By the end of last year, the brewery was more than $1 million overdrawn on its bank line of credit, and it owed suppliers and vendors about $7 million. Meanwhile, the ethanol plant made $4 million in operating profit before interest and taxes.

"The vision was correct. We lowered production costs and attracted good business," Lee said. "The ethanol plant saved the brewery. In the year 2000 we made our first profit in nine years."

Despite last year's production fiasco, Lee said the brewery still has ample contracts to fill orders for outside beverage companies. It also has its own beer to make.

The brewery president said he wouldn't have a restructuring plan to bring to the city if it wasn't for the $3 million loan commitment from Hendry and other ethanol plant investors. The long-term plan is to combine the ethanol plant, the carbon dioxide operation and the brewery into a single business.

"Once again, the ethanol investors are saving the brewery," Lee said.

Proceeds from the $5.5 million loan package would go to bottling line improvements, debt restructuring and operating capital. Bremer Bank, where Minnesota Brewing is overdrawn by more than $1 million, would get $1 million of the money. (Lee hasn't specified where the additional $500,000 will come from.)
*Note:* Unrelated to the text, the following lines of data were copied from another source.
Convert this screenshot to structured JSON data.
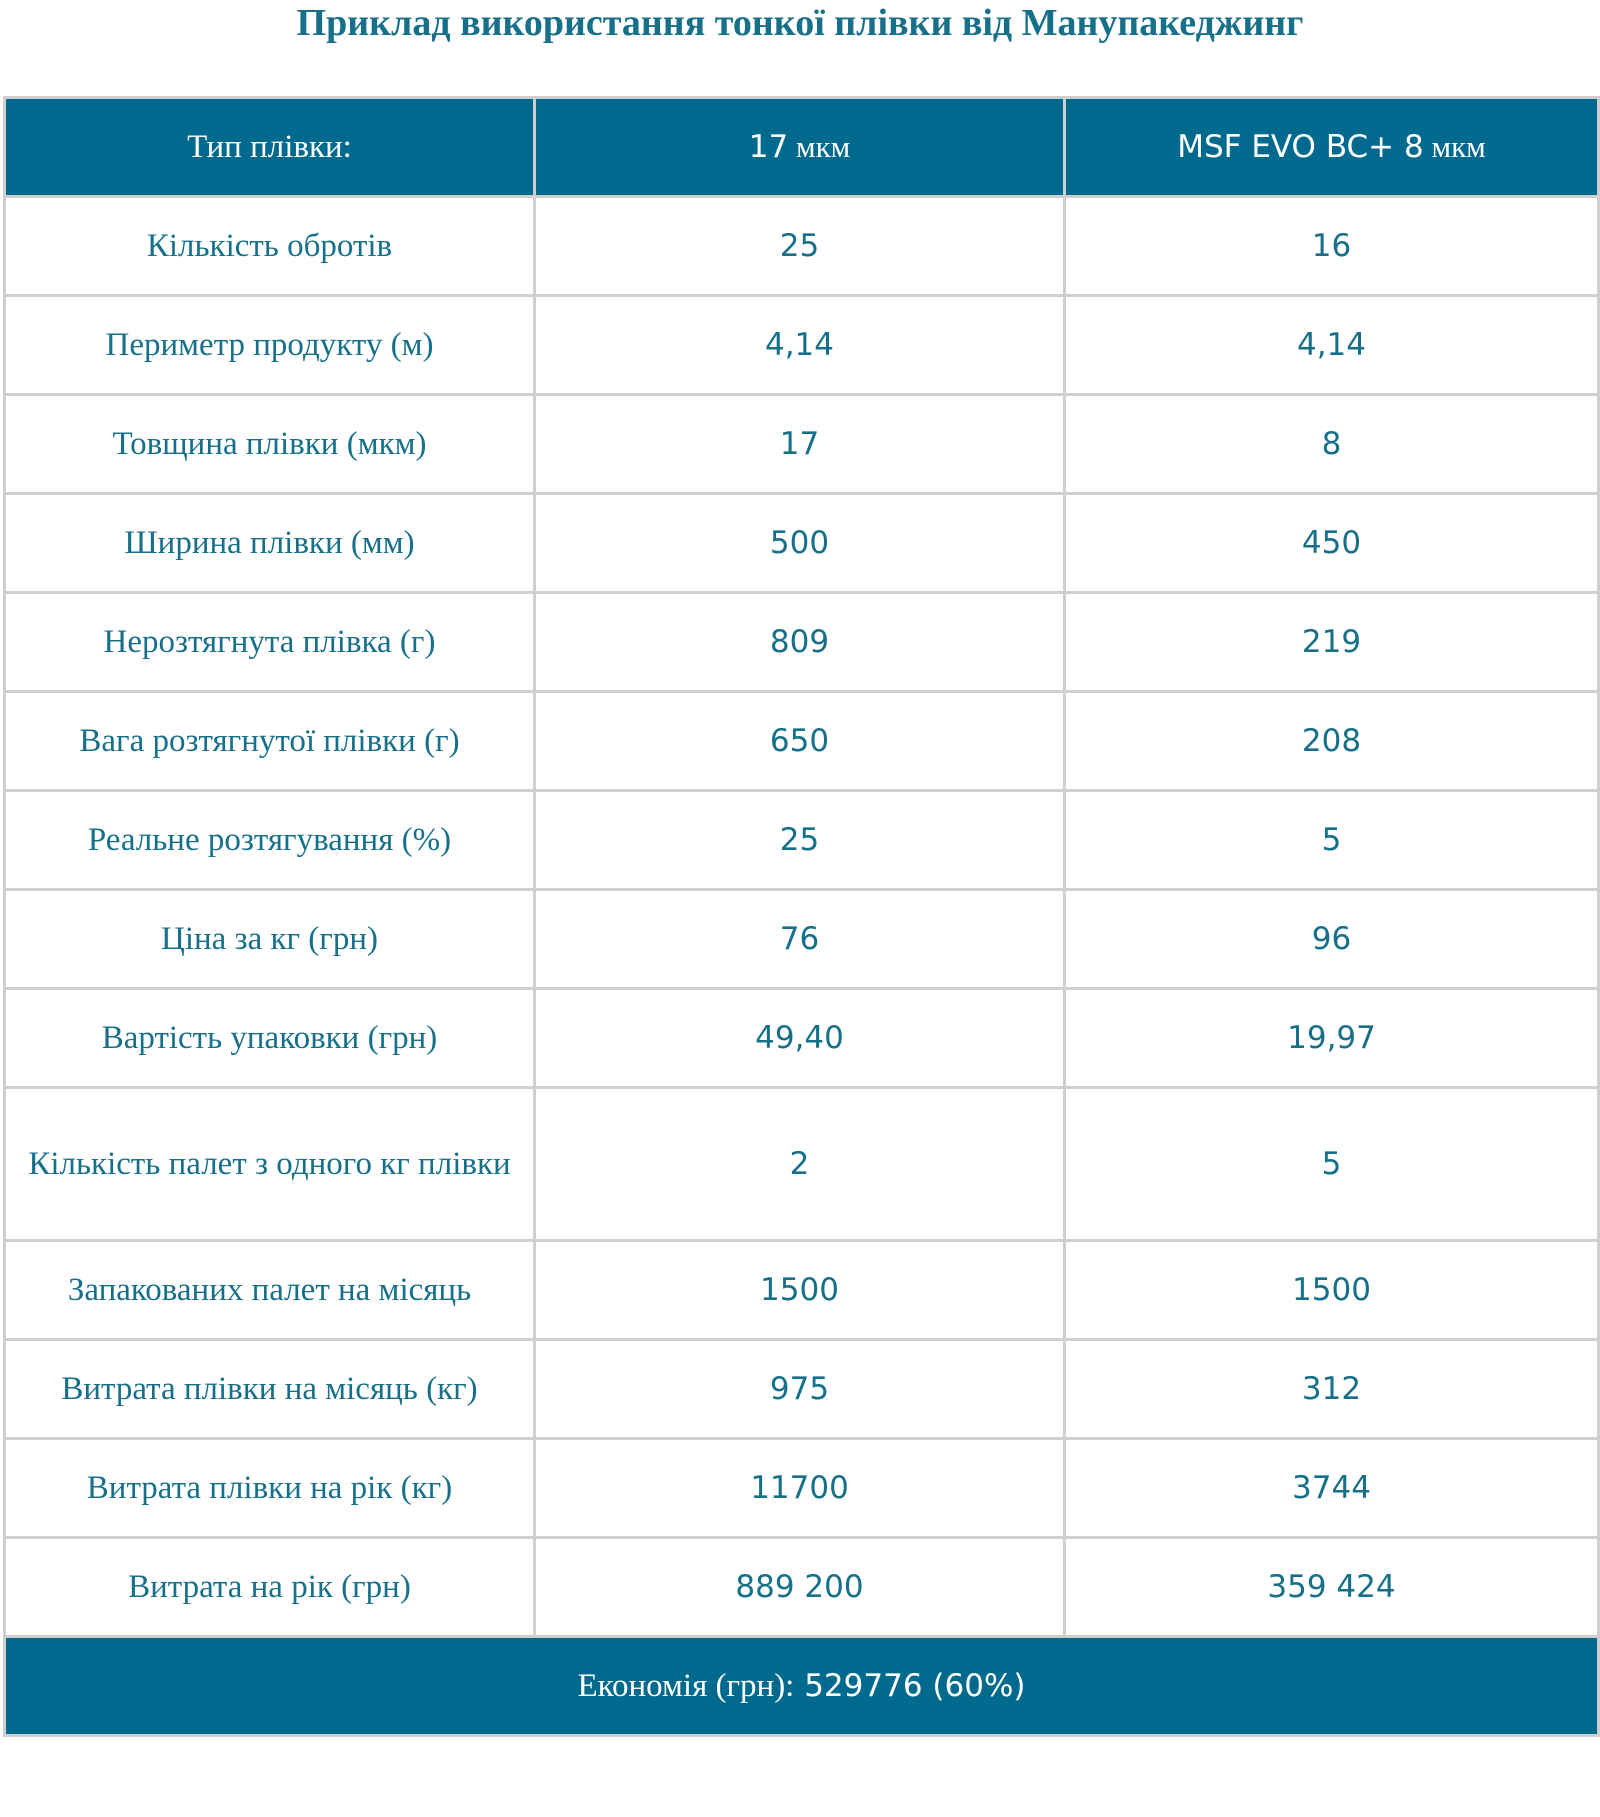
{
  "title": "Приклад використання тонкої плівки від Манупакеджинг",
  "table": {
    "header": {
      "label": "Тип плівки:",
      "col1": {
        "value": "17",
        "unit": " мкм"
      },
      "col2": {
        "value": "MSF EVO BC+ 8",
        "unit": " мкм"
      }
    },
    "rows": [
      {
        "label": "Кількість обротів",
        "col1": "25",
        "col2": "16"
      },
      {
        "label": "Периметр продукту (м)",
        "col1": "4,14",
        "col2": "4,14"
      },
      {
        "label": "Товщина плівки (мкм)",
        "col1": "17",
        "col2": "8"
      },
      {
        "label": "Ширина плівки (мм)",
        "col1": "500",
        "col2": "450"
      },
      {
        "label": "Нерозтягнута плівка (г)",
        "col1": "809",
        "col2": "219"
      },
      {
        "label": "Вага розтягнутої плівки (г)",
        "col1": "650",
        "col2": "208"
      },
      {
        "label": "Реальне розтягування (%)",
        "col1": "25",
        "col2": "5"
      },
      {
        "label": "Ціна за кг (грн)",
        "col1": "76",
        "col2": "96"
      },
      {
        "label": "Вартість упаковки (грн)",
        "col1": "49,40",
        "col2": "19,97"
      },
      {
        "label": "Кількість палет з одного кг плівки",
        "col1": "2",
        "col2": "5"
      },
      {
        "label": "Запакованих палет на місяць",
        "col1": "1500",
        "col2": "1500"
      },
      {
        "label": "Витрата плівки на місяць (кг)",
        "col1": "975",
        "col2": "312"
      },
      {
        "label": "Витрата плівки на рік (кг)",
        "col1": "11700",
        "col2": "3744"
      },
      {
        "label": "Витрата на рік (грн)",
        "col1": "889 200",
        "col2": "359 424"
      }
    ],
    "footer": {
      "label": "Економія (грн):",
      "value": " 529776 (60%)"
    }
  }
}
Frank Warner, the second-largest beer distributor for the St. Paul brewery, said the turnaround plan is sound because Lee has enough business to fill the plant's capacity.

"It's a temporary situation to get over," said Warner, president of Maple Plain-based Day Distributing Co.

He said it would be a loss for the entire state to see another old-line brewery close. In November 1997, 350 jobs were lost when the Stroh Brewery closed after 135 years. Minnesota Brewing's West 7th Street brewery opened in 1855.